ChainRulesCore.jl
ChainRulesCore.jl copied to clipboard
ProjectTo(Adjoint{<:SparseMatrixCSC})(::Matrix) does not preserve sparsity
Consider:
julia> x = sprand(3,3, 0.2)
3×3 SparseMatrixCSC{Float64, Int64} with 4 stored entries:
0.289391 ⋅ 0.43614
⋅ 0.427879 ⋅
⋅ ⋅ 0.332239
julia> xt = x'
3×3 adjoint(::SparseMatrixCSC{Float64, Int64}) with eltype Float64:
0.289391 0.0 0.0
0.0 0.427879 0.0
0.43614 0.0 0.332239
julia> ProjectTo(xt)(ones(3,3))
3×3 Matrix{Float64}:
1.0 1.0 1.0
1.0 1.0 1.0
1.0 1.0 1.0
cc @jieli-matrix
Thanks for your explanation for the root course~
Here's what projection stores for x:
julia> using SparseArrays, ChainRulesCore
julia> x = sprand(3,3, 0.2)
3×3 SparseMatrixCSC{Float64, Int64} with 3 stored entries:
0.356584 ⋅ ⋅
⋅ ⋅ ⋅
0.249112 0.257821 ⋅
julia> ProjectTo(x)
ProjectTo{SparseMatrixCSC}(element = ProjectTo{Float64}(), axes = (Base.OneTo(3), Base.OneTo(3)), rowval = [1, 3, 3], nzranges = UnitRange{Int64}[1:2, 3:3, 4:3], colptr = [1, 3, 4, 4])

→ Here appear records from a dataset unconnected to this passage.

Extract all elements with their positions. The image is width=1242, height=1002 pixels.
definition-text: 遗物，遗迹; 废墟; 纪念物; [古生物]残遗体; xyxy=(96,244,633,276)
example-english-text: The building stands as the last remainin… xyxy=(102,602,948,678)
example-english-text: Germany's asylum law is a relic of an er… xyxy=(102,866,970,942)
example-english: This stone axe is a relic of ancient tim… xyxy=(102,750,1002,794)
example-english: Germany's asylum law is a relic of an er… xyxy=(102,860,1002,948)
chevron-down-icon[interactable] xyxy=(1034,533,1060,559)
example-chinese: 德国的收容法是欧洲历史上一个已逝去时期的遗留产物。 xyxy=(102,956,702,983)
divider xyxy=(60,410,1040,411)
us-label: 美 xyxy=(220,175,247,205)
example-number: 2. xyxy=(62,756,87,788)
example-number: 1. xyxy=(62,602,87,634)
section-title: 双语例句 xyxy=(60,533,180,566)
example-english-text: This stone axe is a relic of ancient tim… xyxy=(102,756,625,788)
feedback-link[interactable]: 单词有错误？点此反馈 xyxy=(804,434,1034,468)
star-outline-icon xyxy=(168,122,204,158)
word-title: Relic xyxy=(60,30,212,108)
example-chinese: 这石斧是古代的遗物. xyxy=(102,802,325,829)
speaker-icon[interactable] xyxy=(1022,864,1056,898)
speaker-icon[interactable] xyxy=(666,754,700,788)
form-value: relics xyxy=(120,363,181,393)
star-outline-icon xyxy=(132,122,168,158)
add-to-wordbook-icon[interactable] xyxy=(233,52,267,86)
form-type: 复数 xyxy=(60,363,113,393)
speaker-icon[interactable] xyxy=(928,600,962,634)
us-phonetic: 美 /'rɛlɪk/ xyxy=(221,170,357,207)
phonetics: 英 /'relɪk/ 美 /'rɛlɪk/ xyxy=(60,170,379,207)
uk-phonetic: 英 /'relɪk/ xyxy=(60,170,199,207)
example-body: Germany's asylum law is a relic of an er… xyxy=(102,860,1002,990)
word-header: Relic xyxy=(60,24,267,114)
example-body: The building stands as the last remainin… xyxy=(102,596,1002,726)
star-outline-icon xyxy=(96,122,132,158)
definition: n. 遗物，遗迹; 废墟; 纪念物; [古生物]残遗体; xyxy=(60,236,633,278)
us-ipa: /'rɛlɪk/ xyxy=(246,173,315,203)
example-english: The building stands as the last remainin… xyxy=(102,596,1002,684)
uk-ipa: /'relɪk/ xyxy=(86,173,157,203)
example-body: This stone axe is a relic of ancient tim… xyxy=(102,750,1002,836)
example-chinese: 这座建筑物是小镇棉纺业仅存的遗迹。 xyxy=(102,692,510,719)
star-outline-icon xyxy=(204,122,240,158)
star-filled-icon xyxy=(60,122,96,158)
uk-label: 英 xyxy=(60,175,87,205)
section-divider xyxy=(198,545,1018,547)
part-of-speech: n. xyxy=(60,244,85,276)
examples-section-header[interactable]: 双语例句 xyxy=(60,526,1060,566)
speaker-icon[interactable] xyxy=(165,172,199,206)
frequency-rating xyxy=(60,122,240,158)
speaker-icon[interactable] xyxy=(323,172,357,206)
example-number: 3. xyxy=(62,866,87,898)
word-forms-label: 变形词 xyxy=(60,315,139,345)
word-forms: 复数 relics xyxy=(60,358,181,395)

One path here is to return another ProjectTo{SparseMatrixCSC} with different properties. With the adjoint, functions like rowvals(x') don't make sense, though. You can do this:
julia> rowvals(sparse(x'))
3-element Vector{Int64}:
1
1
2
and sparse(x') ultimately calls copy(x') which calls SparseArrays.ftranspose((x').parent, x -> adjoint(copy(x)), Float64). Presumably they have put some thought into those methods, maybe this is OK? Then it's one line:
julia> ChainRulesCore.ProjectTo(x::LinearAlgebra.AdjOrTrans{<:Any,<:SparseMatrixCSC}) = ProjectTo(copy(x))
julia> ProjectTo(x')
ProjectTo{SparseMatrixCSC}(element = ProjectTo{Float64}(), axes = (Base.OneTo(3), Base.OneTo(3)), rowval = [1, 1, 2], nzranges = UnitRange{Int64}[1:1, 2:1, 2:3], colptr = [1, 2, 2, 4])
julia> ans(ones(3,3))
3×3 SparseMatrixCSC{Float64, Int64} with 3 stored entries:
1.0 ⋅ 1.0
⋅ ⋅ 1.0
⋅ ⋅ ⋅
The other possible path is to construct a different projector, which tries to return another Adjoint{SparseMatrixCSC} instead. This is what already happens for adjoint vectors, and perhaps it's slightly awkward that we've used up the name ProjectTo{Adjoint} for this purpose:
julia> y = sprand(10, 0.2)'
1×10 adjoint(::SparseVector{Float64, Int64}) with eltype Float64:
0.0 0.0 0.0 0.0 0.0 0.0 0.554374 0.861901 0.0 0.0
julia> ProjectTo(y)
ProjectTo{Adjoint}(parent = ProjectTo{SparseVector}(element = ProjectTo{Float64}(), nzind = [7, 8], axes = (Base.OneTo(10),)),)
julia> ans(ones(1,10))
1×10 adjoint(::SparseVector{Float64, Int64}) with eltype Float64:
0.0 0.0 0.0 0.0 0.0 0.0 1.0 1.0 0.0 0.0
Perhaps this could be more efficient than the first way. However, all of these sparse projections are pretty inefficient right now. They are more or less proof-of-concept implementations, awaiting someone with interest (and a use case!) to optimise them.